Kadın düşmanlığının en görünür olduğu ve kadına duyulan nefretin ve şiddetin meşrulaştırıldığı bir diğer alan dildir. Pek çok dilde olduğu gibi Türkçe’de de en yaygın kullanılan, hatta bir konuşma kalıbına dönüşen cinsiyetçi küfürler daha çok kadın bedeni üzerinden kurgulanmıştır. Erkeğin kadına tecavüzünü apaçık bir dille ifade eden bu küfürler bugün, pek çok sosyal medya mecrasında oldukça yaygın kullanılmaktadır. Aynı zamanda Türkçe’de bulunan deyim ve atasözleri de bu anlayışa hizmet etmektedir. ‘’Kadının karnından sıpayı, sırtından sopayı eksik etmeyeceksin’’, ‘’kızını dövmeyen dizini döver’’, “mahalle yanar, orospu saçını tarar’’ gibi ifadeler kadına yönelik şiddeti olağanlaştırırken, aynı zamanda kadının cinsiyetine yapılan aşağılamaları gündelik hayatta dolaşıma sokarak normalleştirmiştir. Erkeklere yakışmayacak zayıflık belirtileri olarak nitelendirilen davranışlar “karı gibi”, “kız gibi” deyimleriyle ifade edilerek, yine kadın cinsiyetini aşağılamaktadır. Dilin bu cinsiyetçi yapılanması, kadın düşmanlığının düşünme ve konuşma eylemlerimizde nasıl da yer ettiğini ve yeniden üretildiğini ortaya koyar.

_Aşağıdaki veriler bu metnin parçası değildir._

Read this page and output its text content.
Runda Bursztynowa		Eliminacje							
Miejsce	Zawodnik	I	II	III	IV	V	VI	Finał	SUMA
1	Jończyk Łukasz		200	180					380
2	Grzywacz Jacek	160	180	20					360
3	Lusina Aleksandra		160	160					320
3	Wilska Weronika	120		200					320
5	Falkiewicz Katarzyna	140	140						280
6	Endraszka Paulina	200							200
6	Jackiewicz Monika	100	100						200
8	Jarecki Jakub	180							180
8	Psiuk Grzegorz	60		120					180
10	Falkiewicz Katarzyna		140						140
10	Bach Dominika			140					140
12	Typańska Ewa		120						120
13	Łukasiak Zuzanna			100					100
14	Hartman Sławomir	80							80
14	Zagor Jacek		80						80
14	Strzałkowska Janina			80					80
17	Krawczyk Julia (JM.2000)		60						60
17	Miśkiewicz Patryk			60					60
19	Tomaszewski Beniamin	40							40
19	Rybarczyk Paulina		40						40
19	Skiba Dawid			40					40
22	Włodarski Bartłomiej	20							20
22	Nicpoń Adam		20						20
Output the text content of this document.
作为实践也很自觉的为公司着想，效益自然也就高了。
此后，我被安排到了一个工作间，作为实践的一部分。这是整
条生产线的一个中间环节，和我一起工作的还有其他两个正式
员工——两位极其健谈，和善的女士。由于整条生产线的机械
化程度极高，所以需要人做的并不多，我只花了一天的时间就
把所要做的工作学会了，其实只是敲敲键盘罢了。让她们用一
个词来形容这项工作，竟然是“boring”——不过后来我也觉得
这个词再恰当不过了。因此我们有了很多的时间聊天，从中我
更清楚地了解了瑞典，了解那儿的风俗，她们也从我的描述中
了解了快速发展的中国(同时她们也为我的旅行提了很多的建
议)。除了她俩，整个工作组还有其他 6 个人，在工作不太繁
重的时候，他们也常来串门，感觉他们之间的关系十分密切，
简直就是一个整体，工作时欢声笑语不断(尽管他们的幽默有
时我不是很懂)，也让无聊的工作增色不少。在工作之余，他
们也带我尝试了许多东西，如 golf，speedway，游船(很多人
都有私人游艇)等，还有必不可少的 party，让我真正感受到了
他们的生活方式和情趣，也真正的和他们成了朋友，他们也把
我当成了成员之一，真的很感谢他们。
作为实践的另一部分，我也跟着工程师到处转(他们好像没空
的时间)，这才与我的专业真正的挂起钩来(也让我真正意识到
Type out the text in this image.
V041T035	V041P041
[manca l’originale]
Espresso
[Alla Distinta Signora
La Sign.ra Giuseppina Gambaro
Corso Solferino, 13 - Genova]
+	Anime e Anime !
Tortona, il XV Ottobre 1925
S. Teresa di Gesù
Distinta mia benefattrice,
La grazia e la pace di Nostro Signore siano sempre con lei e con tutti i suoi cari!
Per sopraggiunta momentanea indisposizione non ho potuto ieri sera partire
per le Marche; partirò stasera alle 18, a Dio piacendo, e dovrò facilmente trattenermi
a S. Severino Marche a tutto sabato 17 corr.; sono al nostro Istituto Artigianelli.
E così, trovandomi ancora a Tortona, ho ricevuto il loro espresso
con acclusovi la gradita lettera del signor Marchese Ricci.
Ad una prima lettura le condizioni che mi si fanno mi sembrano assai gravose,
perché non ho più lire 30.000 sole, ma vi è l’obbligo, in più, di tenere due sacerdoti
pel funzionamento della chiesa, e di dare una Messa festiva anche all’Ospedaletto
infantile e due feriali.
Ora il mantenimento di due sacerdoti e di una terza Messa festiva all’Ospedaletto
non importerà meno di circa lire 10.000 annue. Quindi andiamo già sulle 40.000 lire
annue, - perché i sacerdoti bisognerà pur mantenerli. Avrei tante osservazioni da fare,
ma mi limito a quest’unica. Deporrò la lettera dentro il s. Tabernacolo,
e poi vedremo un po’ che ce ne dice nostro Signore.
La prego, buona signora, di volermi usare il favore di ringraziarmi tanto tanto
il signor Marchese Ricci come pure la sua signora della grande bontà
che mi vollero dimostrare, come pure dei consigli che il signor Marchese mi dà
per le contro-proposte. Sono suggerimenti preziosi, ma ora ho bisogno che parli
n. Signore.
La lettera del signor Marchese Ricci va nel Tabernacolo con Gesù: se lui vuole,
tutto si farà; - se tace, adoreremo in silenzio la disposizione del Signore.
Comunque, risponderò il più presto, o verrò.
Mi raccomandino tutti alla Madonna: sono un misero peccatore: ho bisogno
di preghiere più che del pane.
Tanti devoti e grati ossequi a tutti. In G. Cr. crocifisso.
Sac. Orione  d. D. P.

‘İstemsizce münzevi (involuntarily celibate)’ kelimelerinin kısaltılması ile isimlendirilen INCEL hareketi de kadın düşmanlığı üzerine kurulu bir erkeklik hareketi.  2000’lere doğru internet ortamında örgütlenen bu oluşumdan etkilenen veya bu mecralarda aktif olan bazı erkekler, toplu kadın katliamları dahi yaptı. Incel erkekler dış görünüşleri, maddi durumları ve karakteristik özellikleri sebebiyle kadınların hiçbir zaman kendileriyle birlikte olmayacaklarını, kadınların her zaman daha yakışıklı ve zengin erkekleri tercih ettiklerini düşünüyor, bu nedenle bekar ve cinsellikten mahrum oldukları için kadınları suçluyorlar. Incel’ler, hak ettikleri bir cinsel yaşamın, “zalim” kadınlar tarafından kendilerinden esirgendiğini düşünüyorlar ve hak edilmiş olanı “almak” için şiddet ve tecavüz gibi intikam yöntemlerine başvurmanın gerekli olabileceğini iddia ediyorlar (Gökduman, 2020).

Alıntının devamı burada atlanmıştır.